Sustainability in food consumption: Religion and environmentalism in the dining halls

Julia Peabody-Harhigh

The term “sustainability” has become a buzzword on college campuses around the country, and Williams is no exception. Especially with strategic planning committees working on new sustainability goals, conversations of how the College can become more sustainable are very relevant. One element of sustainability is food consumption. Each individual has their own unique relationship with food systems. As a part of my internship with the Zilkha Center for Environmental Initiatives, I have been delving into how the backgrounds and identities of Williams students influence their food choices, from varying cultural preferences to religious obligations. Discussions about how to improve food-related sustainability on campus are inseparable from those of whether students’ food needs are being met. 

When Dining Services creates meal plans, they have the difficult task of providing for these vast student needs and considering sustainability, all while working within financial constraints.  One thing that is certain is that Williams students are being called to work together with Dining Services to find solutions to problems regarding balancing sustainability, preference, dietary needs and financial restraints rather than pitting themselves against them. 

One element of identity that shapes one’s interaction with food at the College is religion. Many religions have guidelines and traditions regarding what foods to eat and how to prepare them, which often have parallels with environmentalism and animal ethics. While talking with students about the impact of their religion on their food consumption, I have asked one core question: How can religious ideology and environmentalism work together to improve food sustainability on campus?

In Islam, for instance, Muslims are encouraged to eat only meat that is halal, a certain procedure of animal slaughter that intends to be as respectful and pain-free for the animal as possible. Although the dining halls typically provide halal meat, in Mission it is located in an isolated corner and at Driscoll it is usually available only upon request. Thus, students who eat halal must take food from a separate section of the dining hall, or specifically ask, making their dining hall experience explicitly different from those of non-Muslims. If there is only one halal meat option and a student does not like it, then they are compelled simply not to eat meat at that meal and have fewer options than other students. Similarly, Jewish students who keep kosher also become de facto vegetarians, since our dining halls are not equipped to prepare kosher meat. On the other hand, as some students have shared with me, being restricted on the amount of meat available for them to consume caused them to be more aware of their consumption of meat and ultimately decreased their consumption. Environmentally, this is great, but from an egalitarian perspective it is unfair that these students may have fewer options in the dining hall. 

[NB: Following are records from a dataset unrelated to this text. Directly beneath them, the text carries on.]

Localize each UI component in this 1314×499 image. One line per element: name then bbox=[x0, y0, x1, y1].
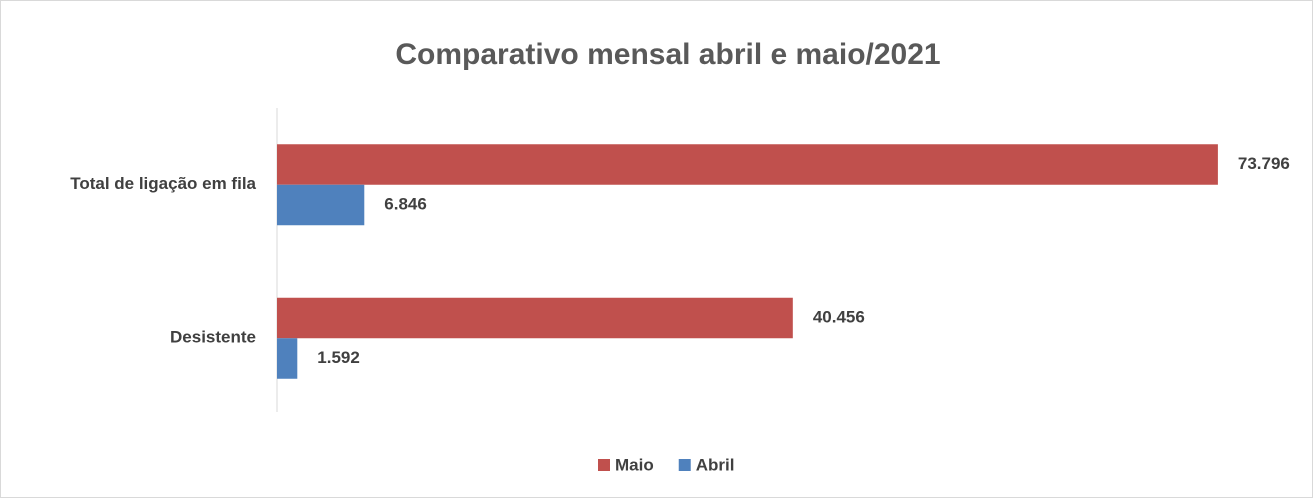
data-label: 1.592 bbox=[317, 348, 360, 367]
bar bbox=[277, 184, 365, 226]
data-label: 73.796 bbox=[1238, 154, 1290, 173]
y-tick-label: Desistente bbox=[170, 328, 256, 347]
data-label: 40.456 bbox=[813, 307, 865, 326]
data-label: 6.846 bbox=[384, 194, 427, 213]
legend-swatch bbox=[598, 459, 610, 471]
bar bbox=[277, 144, 1218, 185]
legend-label: Abril bbox=[696, 455, 735, 474]
y-tick-label: Total de ligação em fila bbox=[70, 174, 256, 193]
legend-swatch bbox=[678, 459, 691, 471]
bar bbox=[277, 338, 298, 379]
chart-title: Comparativo mensal abril e maio/2021 bbox=[395, 38, 940, 71]
legend-label: Maio bbox=[615, 455, 654, 474]
bar bbox=[277, 297, 793, 339]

In the dining halls, labels are necessary for students to know that what they serve themselves aligns with their diet; halal, kosher, vegetarian, gluten free, etc. Nonetheless, we have also become ideologically labeled. When a non-Muslim sees meat labeled “halal,” they think “This means this food is not for me.” Likewise, a non-vegetarian is not likely to see the “vegan station” food in the far corner of Mission — if they even notice it at all — and feel welcome to take from it. When each “kind” of diet has its own isolated meal options, waste is more likely to accrue. When dining services create meal plans, they have the difficult task of providing for a vast number of student needs and demands within financial constraints. 

Combining religious ideology and environmental ideals can help create solutions. Along with many students who choose not to consume meat for their own reasons, many religions advocate eating less meat, such as Hinduism. Often, Muslim and Jewish students who keep halal or kosher consume less meat. As such, replacing some meat options with vegetarian options checks both the boxes for “sustainability” and “providing for all diets.” Likewise, if all chicken served was halal, potential waste created by simultaneously having two separate chicken dishes would be reduced. In the process, the dining hall experience would become more equitable for everyone by eliminating the need to request halal meat or go to a separate station. Of course, procuring more halal meat would increase expenses — so responsibility is placed on students to accept price cuts in other areas. At the same time, students can pressure the administration to give dining services more funding, a restraint that has repeatedly been stated as a barrier to purchasing more sustainable food and providing for the many diets on campus.  

Yes, physically changing the layout of the various stations at the dining hall could help these issues, and purchasing of local/sustainably grown foods and reducing the amount of meat offered will improve the sustainability of our food system at Williams. But these don’t come without other costs — at the same time that students demand a more environmentally friendly food system, we also complain about a lack of options. Dining Services operates within budget constraints, so procuring more locally grown food, which is more expensive than mass-produced food, will inherently take money away from other things. So an equal responsibility rests in the student body. Are you willing to accept a slightly smaller breadth of options in exchange for improved sustainability? What about venturing into the vegetarian sections for a few meals a week, or being okay with eating chicken that is halal? While top down efforts to increase campus food sustainability are important, bottom up, conscious changing of behavior on behalf of students is equally essential.  How will you use your power and responsibility as a student?  

Julia Peabody-Harhigh ’23 is from Concord, New Hampshire.